From saying “I love you” for the first time, to moving in together and starting a family, couples progress through a series of milestones that show increasing amounts of commitment. But now there’s a new landmark for loyalty – the day you’re prepared to hand over your Netflix password.
New research from property sellers’ website Good Move has revealed that Britons are so reluctant to share their Netflix account that they would sooner share the keys to their house.
The study questioned 2,000 UK adults in relationships and found that on average, Brits wait 11 months and three days before giving their partner a key to their property. This is over four months quicker than the time people wait before allowing each other use of their Netflix account.

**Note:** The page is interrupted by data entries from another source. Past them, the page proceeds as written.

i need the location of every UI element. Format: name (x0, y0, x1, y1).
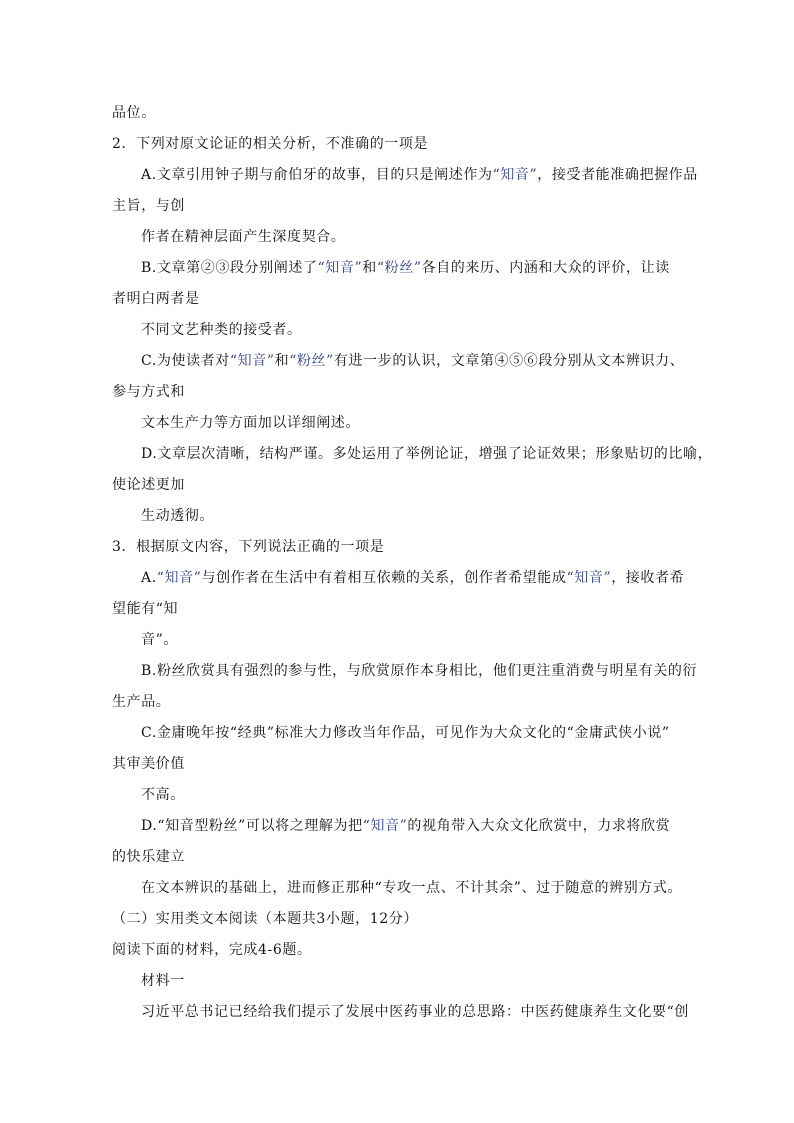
q3-option-d-cont: 在文本辨识的基础上，进而修正那种“专攻一点、不计其余”、过于随意的辨别方式。 (141, 880, 683, 896)
q2-option-c-cont: 文本生产力等方面加以详细阐述。 (141, 415, 360, 431)
q3-option-d: D.“知音型粉丝”可以将之理解为把“知音”的视角带入大众文化欣赏中，力求将欣赏 (141, 818, 671, 834)
q3-option-c: C.金庸晚年按“经典”标准大力修改当年作品，可见作为大众文化的“金庸武侠小说” (141, 725, 670, 741)
section-heading: （二）实用类文本阅读（本题共3小题，12分） (112, 911, 418, 927)
text-line: 品位。 (112, 105, 156, 121)
q3-option-a-cont: 音”。 (141, 632, 178, 648)
q3-option-a-cont: 望能有“知 (112, 601, 179, 617)
material-paragraph: 习近平总书记已经给我们提示了发展中医药事业的总思路：中医药健康养生文化要“创 (141, 1004, 689, 1020)
q3-option-c-cont: 其审美价值 (112, 756, 185, 772)
q2-option-b-cont: 不同文艺种类的接受者。 (141, 322, 302, 338)
q3-option-d-cont: 的快乐建立 (112, 849, 185, 865)
q2-option-d: D.文章层次清晰，结构严谨。多处运用了举例论证，增强了论证效果；形象贴切的比喻， (141, 446, 713, 462)
q3-option-a: A.“知音”与创作者在生活中有着相互依赖的关系，创作者希望能成“知音”，接收者希 (141, 570, 685, 586)
question-2-stem: 2．下列对原文论证的相关分析，不准确的一项是 (112, 136, 429, 152)
q3-option-c-cont: 不高。 (141, 787, 185, 803)
instruction-text: 阅读下面的材料，完成4-6题。 (112, 942, 312, 958)
q2-option-b: B.文章第②③段分别阐述了“知音”和“粉丝”各自的来历、内涵和大众的评价，让读 (141, 260, 670, 276)
q3-option-b-cont: 生产品。 (112, 694, 171, 710)
q2-option-a-cont: 作者在精神层面产生深度契合。 (141, 229, 346, 245)
q2-option-d-cont: 生动透彻。 (141, 508, 214, 524)
q2-option-d-cont: 使论述更加 (112, 477, 185, 493)
material-heading: 材料一 (141, 973, 185, 989)
q2-option-a-cont: 主旨，与创 (112, 198, 185, 214)
q2-option-c: C.为使读者对“知音”和“粉丝”有进一步的认识，文章第④⑤⑥段分别从文本辨识力、 (141, 353, 685, 369)
q2-option-b-cont: 者明白两者是 (112, 291, 200, 307)
q2-option-c-cont: 参与方式和 (112, 384, 185, 400)
q2-option-a: A.文章引用钟子期与俞伯牙的故事，目的只是阐述作为“知音”，接受者能准确把握作品 (141, 167, 698, 183)
question-3-stem: 3．根据原文内容，下列说法正确的一项是 (112, 539, 385, 555)
q3-option-b: B.粉丝欣赏具有强烈的参与性，与欣赏原作本身相比，他们更注重消费与明星有关的衍 (141, 663, 698, 679)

With an average wait of one year, three months and nine days, this is the same length of time that couples take before feeling comfortable enough to book a holiday together far in advance.

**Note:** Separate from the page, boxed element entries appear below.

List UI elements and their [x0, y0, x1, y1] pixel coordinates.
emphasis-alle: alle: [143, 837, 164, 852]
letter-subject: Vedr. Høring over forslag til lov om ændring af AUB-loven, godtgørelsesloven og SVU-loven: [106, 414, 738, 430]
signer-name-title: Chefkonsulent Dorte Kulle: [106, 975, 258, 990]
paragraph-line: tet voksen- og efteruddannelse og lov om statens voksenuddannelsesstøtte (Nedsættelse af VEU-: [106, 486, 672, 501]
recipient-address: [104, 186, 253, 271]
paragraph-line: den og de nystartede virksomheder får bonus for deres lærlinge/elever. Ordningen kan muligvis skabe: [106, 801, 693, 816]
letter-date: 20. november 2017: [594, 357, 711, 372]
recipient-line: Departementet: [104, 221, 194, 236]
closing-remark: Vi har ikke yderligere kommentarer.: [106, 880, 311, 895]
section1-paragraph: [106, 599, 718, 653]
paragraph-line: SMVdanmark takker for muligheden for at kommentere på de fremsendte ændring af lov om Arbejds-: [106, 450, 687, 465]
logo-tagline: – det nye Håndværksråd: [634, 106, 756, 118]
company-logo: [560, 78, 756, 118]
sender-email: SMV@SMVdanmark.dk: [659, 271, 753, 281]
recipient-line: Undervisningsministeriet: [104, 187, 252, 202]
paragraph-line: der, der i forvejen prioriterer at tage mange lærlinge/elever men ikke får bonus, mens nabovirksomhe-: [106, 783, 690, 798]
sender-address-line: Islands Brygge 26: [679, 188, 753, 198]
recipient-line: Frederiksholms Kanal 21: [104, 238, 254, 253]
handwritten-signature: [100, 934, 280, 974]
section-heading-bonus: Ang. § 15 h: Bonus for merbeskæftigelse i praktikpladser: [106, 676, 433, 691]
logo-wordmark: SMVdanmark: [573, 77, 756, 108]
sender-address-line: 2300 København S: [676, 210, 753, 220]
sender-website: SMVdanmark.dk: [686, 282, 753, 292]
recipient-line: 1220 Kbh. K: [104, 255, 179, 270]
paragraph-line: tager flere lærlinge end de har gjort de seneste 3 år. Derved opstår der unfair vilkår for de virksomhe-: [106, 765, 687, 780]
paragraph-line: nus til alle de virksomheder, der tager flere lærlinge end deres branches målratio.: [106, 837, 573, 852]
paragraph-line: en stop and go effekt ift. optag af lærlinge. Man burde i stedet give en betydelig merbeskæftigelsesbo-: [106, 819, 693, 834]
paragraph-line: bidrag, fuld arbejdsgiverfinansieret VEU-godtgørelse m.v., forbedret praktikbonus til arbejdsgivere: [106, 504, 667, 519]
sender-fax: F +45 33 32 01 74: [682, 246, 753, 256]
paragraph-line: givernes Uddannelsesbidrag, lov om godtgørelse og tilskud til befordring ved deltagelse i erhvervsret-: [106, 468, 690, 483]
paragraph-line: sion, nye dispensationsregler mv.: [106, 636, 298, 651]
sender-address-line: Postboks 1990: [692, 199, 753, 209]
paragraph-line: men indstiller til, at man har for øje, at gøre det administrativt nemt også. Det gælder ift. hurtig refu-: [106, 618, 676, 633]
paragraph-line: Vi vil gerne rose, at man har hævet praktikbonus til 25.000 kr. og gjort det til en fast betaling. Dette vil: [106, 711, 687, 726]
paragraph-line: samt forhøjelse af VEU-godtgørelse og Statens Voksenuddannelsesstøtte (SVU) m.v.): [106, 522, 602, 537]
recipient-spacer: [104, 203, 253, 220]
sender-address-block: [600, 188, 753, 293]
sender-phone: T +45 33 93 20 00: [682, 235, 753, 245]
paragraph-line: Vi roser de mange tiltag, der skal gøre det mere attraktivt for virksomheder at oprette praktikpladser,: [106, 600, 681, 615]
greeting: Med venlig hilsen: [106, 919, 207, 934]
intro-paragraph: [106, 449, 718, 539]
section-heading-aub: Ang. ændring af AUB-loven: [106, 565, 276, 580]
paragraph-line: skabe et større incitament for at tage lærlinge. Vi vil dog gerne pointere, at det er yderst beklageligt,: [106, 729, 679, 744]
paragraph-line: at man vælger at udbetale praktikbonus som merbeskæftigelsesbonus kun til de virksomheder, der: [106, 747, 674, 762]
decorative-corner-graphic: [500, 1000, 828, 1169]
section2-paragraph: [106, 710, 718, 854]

The relationship milestones which Brits, on average, take the longest to reach are:
= Booking a holiday together far in advance – 1 year, 3 months, 9 days
= Giving each other keys to your respective homes – 11 months, 3 days
Women are less trusting than men with their Netflix accounts, as they delay around one month longer before allowing their partners access.
In terms of cities, the people of Norwich guard their passwords the closest, waiting one year, ten months and nine days before sharing. Lovers in the Norfolk city are quicker to set up a joint bank account and get a pet together than they are to share login details.
At the other end of the scale, couples in the northwest city of Manchester are the most generous, as they share Netflix accounts after being together for just one year and 12 days.
“Giving someone a key to your house is a huge point in a relationship as it shows a lot of trust and commitment, so it was interesting to see that Brits are happy to do so earlier than they are prepared to share streaming services,” commented Ross Counsell, Director at Good Move. “Our research also found that young Brits now consider buying a house as a couple to be a bigger commitment than marriage, which further shows how relationship milestones are changing.”